La práctica
universalización de la llamada economía de mercado (eso que antes se llamaba
capitalismo) sin duda ha aportado grandes avances y beneficios en muchas
sociedades durante los dos últimos siglos: desarrollo y bienestar económicos,
sociales, tecnológicos, culturales, etc. Poco a poco, sociedades desde esos
puntos de vista atrasadas, se han ido
incorporando al sistema económico imperante y han ido resolviendo o reduciendo
tal retraso.
En Europa el pacto socialdemócrata (inicialmente en
los países del centro y del norte) a partir de la segunda mitad del siglo
pasado nos llevó al llamado Estado del
Bienestar (o Estado Social y Democrático de Derecho): a cambio de no
cuestionar las bases del sistema de libre mercado y de mantener la paz social,
los Estados capitalistas asumían la tarea de garantizar la protección social
(sanidad, educación, subsidios, etc.) de los ciudadanos. El resultado fue un
altísimo nivel de desarrollo y de protección social que en España llega con
claridad solo a partir de nuestra incorporación a la Unión Europea (de la misma
manera que en la Europa del Este se ha producido desde la caída del muro en
noviembre del 89 y las sucesivas incorporaciones de algunos países a la Unión).
Durante estos
años de desarrollo, el mundo capitalista y desarrollado, sin embargo, ha mirado
para otro lado sistemáticamente para no ver el hambre, la pobreza y la miseria
que el propio sistema provoca en una enorme parte de la población mundial.

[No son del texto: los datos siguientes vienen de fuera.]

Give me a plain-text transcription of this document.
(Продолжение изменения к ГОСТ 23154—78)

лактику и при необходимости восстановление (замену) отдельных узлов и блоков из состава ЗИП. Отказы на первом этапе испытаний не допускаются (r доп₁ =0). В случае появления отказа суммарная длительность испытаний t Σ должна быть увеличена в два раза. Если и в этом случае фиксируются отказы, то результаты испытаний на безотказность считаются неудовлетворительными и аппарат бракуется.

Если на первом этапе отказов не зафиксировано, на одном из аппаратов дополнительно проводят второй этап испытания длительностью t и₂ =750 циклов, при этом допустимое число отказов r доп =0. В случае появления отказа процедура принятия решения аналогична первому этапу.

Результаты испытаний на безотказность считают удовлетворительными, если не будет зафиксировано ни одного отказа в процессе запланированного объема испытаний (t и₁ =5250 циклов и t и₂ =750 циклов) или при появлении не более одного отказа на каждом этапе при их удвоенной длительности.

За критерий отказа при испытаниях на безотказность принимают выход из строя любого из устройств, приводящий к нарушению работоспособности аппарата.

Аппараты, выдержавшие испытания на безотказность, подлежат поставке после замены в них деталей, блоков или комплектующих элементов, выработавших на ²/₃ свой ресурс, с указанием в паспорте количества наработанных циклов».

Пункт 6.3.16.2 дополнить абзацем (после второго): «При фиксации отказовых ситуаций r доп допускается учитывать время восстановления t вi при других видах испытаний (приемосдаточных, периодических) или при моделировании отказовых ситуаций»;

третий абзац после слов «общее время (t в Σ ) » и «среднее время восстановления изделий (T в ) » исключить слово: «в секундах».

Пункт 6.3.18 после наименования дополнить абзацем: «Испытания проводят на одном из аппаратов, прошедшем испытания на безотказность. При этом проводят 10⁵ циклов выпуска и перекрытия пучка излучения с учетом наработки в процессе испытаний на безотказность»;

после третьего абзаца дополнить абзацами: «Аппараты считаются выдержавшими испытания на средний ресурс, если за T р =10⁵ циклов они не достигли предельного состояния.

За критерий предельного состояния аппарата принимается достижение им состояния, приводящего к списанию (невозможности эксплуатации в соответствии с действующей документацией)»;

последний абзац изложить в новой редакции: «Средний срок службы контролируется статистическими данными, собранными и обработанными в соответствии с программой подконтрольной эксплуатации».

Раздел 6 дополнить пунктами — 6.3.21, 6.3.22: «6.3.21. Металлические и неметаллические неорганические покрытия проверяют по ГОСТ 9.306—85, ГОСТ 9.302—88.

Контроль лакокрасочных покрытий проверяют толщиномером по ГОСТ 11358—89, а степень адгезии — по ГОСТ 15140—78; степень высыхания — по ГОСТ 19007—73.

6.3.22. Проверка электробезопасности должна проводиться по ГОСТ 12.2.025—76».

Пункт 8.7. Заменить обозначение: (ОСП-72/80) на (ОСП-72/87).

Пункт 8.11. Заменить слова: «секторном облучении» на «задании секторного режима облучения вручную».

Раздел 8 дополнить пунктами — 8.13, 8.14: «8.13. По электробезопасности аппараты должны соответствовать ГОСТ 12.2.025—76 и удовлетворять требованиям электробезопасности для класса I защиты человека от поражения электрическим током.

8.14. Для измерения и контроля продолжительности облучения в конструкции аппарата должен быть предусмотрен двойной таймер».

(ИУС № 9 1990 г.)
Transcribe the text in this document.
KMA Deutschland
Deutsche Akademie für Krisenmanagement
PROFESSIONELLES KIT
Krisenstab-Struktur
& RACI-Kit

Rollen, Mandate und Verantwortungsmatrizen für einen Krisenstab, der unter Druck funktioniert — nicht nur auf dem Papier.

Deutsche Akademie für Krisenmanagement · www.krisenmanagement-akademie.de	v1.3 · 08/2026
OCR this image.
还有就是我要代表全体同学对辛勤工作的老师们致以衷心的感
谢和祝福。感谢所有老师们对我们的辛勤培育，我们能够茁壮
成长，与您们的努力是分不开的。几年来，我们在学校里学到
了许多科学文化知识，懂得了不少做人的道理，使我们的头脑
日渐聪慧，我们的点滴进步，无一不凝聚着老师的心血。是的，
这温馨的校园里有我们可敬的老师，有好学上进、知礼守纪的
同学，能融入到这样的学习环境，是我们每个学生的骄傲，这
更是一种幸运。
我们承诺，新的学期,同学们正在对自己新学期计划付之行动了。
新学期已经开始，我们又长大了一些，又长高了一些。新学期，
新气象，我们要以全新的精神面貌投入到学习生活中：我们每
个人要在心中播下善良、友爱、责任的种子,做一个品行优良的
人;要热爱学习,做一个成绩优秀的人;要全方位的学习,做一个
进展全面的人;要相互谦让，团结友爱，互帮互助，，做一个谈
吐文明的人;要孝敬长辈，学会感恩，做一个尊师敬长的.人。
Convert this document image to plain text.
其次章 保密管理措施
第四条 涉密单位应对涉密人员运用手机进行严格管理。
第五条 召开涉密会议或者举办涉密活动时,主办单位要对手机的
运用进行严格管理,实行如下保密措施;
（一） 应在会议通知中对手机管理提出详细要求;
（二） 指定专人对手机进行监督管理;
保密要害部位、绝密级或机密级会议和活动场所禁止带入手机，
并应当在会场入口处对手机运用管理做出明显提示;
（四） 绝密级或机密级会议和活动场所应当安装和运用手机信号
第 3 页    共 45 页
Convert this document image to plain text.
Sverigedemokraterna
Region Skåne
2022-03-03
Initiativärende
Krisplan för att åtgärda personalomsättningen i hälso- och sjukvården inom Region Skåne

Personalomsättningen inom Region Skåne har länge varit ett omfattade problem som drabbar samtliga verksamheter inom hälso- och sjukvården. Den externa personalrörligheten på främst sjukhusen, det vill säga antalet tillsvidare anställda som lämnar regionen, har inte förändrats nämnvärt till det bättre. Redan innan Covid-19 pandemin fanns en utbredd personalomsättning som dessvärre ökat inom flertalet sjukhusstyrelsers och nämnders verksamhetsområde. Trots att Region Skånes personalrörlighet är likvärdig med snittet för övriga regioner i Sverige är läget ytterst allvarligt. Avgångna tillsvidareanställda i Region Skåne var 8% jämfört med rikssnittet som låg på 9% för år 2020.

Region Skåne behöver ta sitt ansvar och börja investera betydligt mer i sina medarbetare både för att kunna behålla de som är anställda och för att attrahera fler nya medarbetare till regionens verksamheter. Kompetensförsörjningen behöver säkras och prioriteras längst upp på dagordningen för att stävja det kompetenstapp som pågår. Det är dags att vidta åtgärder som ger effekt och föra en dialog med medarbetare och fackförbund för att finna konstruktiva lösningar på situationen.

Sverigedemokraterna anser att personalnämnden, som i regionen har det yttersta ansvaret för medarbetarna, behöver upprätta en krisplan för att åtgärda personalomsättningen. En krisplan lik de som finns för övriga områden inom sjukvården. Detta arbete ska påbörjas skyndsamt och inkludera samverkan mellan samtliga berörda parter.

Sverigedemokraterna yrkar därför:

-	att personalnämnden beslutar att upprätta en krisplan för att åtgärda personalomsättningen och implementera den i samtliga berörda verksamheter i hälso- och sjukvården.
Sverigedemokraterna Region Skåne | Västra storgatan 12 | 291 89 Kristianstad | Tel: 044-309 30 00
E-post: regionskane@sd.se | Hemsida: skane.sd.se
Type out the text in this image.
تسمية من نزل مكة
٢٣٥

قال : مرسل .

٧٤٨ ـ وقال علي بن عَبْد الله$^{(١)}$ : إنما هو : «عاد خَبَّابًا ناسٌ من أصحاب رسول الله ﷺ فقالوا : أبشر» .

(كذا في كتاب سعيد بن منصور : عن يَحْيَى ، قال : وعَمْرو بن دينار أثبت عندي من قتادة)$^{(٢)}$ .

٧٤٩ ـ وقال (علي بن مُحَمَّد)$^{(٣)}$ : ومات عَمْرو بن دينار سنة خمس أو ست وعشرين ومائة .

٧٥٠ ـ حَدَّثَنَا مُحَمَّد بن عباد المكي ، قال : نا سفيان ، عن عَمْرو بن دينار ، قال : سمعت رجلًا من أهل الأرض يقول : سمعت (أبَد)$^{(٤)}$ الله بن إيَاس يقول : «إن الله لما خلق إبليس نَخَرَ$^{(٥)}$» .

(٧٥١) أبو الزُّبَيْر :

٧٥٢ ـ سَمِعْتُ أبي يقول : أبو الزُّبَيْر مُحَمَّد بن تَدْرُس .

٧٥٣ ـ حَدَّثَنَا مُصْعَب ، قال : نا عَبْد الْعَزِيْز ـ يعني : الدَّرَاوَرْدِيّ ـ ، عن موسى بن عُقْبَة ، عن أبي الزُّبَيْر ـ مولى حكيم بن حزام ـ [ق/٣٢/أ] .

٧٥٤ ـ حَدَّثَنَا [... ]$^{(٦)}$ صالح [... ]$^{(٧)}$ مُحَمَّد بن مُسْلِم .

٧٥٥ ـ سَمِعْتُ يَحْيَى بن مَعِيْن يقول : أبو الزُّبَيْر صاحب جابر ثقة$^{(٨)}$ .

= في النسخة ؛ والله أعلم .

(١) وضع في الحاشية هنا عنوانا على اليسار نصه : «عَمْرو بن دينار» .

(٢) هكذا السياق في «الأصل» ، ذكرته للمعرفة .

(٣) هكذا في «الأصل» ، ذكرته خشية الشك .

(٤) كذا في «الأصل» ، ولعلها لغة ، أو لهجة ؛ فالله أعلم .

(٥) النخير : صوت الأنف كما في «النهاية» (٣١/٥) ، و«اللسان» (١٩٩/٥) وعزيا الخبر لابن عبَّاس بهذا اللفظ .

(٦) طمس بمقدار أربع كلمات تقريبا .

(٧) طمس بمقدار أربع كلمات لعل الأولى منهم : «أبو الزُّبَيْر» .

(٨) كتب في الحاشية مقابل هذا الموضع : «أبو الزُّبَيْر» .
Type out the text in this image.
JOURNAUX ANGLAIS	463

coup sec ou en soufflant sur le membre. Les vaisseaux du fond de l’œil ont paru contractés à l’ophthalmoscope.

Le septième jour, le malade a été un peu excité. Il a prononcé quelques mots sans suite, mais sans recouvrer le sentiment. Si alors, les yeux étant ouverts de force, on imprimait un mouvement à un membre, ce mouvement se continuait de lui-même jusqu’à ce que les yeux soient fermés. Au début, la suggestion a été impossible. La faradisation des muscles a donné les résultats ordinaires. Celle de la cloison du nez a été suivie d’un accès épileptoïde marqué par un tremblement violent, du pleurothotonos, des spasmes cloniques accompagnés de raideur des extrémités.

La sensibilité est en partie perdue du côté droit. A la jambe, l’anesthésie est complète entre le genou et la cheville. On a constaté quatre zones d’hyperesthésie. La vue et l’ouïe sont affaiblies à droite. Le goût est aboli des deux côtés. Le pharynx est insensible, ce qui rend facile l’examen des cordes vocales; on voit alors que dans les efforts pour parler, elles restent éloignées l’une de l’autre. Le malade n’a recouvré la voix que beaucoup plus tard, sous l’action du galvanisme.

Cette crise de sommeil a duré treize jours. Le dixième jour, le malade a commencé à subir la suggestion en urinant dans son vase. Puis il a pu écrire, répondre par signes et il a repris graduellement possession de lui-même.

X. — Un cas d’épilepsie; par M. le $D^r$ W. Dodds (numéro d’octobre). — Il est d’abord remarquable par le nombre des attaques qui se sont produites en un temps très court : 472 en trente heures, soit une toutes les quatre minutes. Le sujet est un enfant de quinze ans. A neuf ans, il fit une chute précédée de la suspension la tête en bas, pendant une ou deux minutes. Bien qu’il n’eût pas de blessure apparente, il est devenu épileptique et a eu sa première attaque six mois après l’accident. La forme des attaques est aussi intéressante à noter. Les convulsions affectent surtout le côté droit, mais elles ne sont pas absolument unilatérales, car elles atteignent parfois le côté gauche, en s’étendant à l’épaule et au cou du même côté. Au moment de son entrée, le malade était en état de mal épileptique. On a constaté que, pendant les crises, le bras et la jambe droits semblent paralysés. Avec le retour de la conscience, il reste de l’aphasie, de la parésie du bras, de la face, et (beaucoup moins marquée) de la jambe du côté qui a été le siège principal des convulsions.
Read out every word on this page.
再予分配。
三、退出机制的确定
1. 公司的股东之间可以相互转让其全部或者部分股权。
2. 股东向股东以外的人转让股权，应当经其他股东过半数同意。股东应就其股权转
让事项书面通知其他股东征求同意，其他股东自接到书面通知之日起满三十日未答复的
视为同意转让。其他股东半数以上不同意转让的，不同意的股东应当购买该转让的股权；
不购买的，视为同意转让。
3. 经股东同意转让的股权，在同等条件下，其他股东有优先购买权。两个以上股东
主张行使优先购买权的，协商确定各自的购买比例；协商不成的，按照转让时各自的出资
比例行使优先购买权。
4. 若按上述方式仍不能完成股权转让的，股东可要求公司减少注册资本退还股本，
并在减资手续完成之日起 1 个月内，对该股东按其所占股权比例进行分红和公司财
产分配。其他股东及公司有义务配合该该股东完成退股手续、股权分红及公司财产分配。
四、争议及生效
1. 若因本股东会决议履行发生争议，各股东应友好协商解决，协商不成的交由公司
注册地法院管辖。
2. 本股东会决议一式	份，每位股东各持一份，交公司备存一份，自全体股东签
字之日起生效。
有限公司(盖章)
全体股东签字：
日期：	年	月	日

Y
frecuentemente se ha culpabilizado a esa misma gente de estar en la situación
que están (por no modernizar su sistema económico, por tener gobiernos
corruptos, por su ineficacia e ineptitud). Curiosamente, cuando parte de esa
población antes marginada del sistema se ha empezado a incorporar a él (esas
sociedades que hoy llaman economías
emergentes), el propio sistema se resiente: subidas disparatadas de
carburantes, servicios y alimentos, restricción del crédito, problemas
financieros, etc. De forma que no es muy difícil de entender que el propio
sistema capitalista se resiente cuando los pobres dejan de serlo (o empiezan a
dejar de serlo).
Los gobiernos
liberales (o neoliberales, o ultraliberales, o conservadores, o
neoconservadores –los neocon-) no han
tardado en proponer sus recetas para superar cuanto antes de la nueva
situación: adelgazar al máximo al Estado; menos impuestos y, consiguientemente,
menos gasto social, menos protección, más competitividad (que el mercado
regule). O, lo que es lo mismo, volver a los orígenes: que la base sea, cada
vez más, la propiedad y la iniciativa privadas (enmascaradas a veces como gestión
privada de los recursos del Estado, o como gestión indirecta).
Se suma a todo
el embrollo el fenómeno de la inmigración masiva de las personas que buscan una
vida mejor en las sociedades desarrolladas, y, ya instalados en ellas,
trabajando y contribuyendo, reciben los beneficios de la protección social. Y
los gobiernos liberales de nuevo responden: más trabas a la inmigración, menos
cobertura social, horario laboral más largo, etc.
Si, como parece,
el liberalismo está cuestionando aquel pacto socialdemócrata, seguramente será
sensato que la izquierda también lo cuestione. Si hoy se pone en entredicho la
protección social del Estado, quizá sea oportuno poner en solfa los pilares de
la economía de mercado y subrayar las contradicciones del sistema. La historia
es muy larga. Y el pensamiento único, por más extendido que pueda estar, por
inimaginable que pueda resultarnos otro distinto, no es único. La izquierda
tendrá algo que decir.
* Recupero el artículo, que es de mayo de 2011, porque apenas abría que cambiar un par de frases para que fuese completamente actual. Entonces quedó inédito.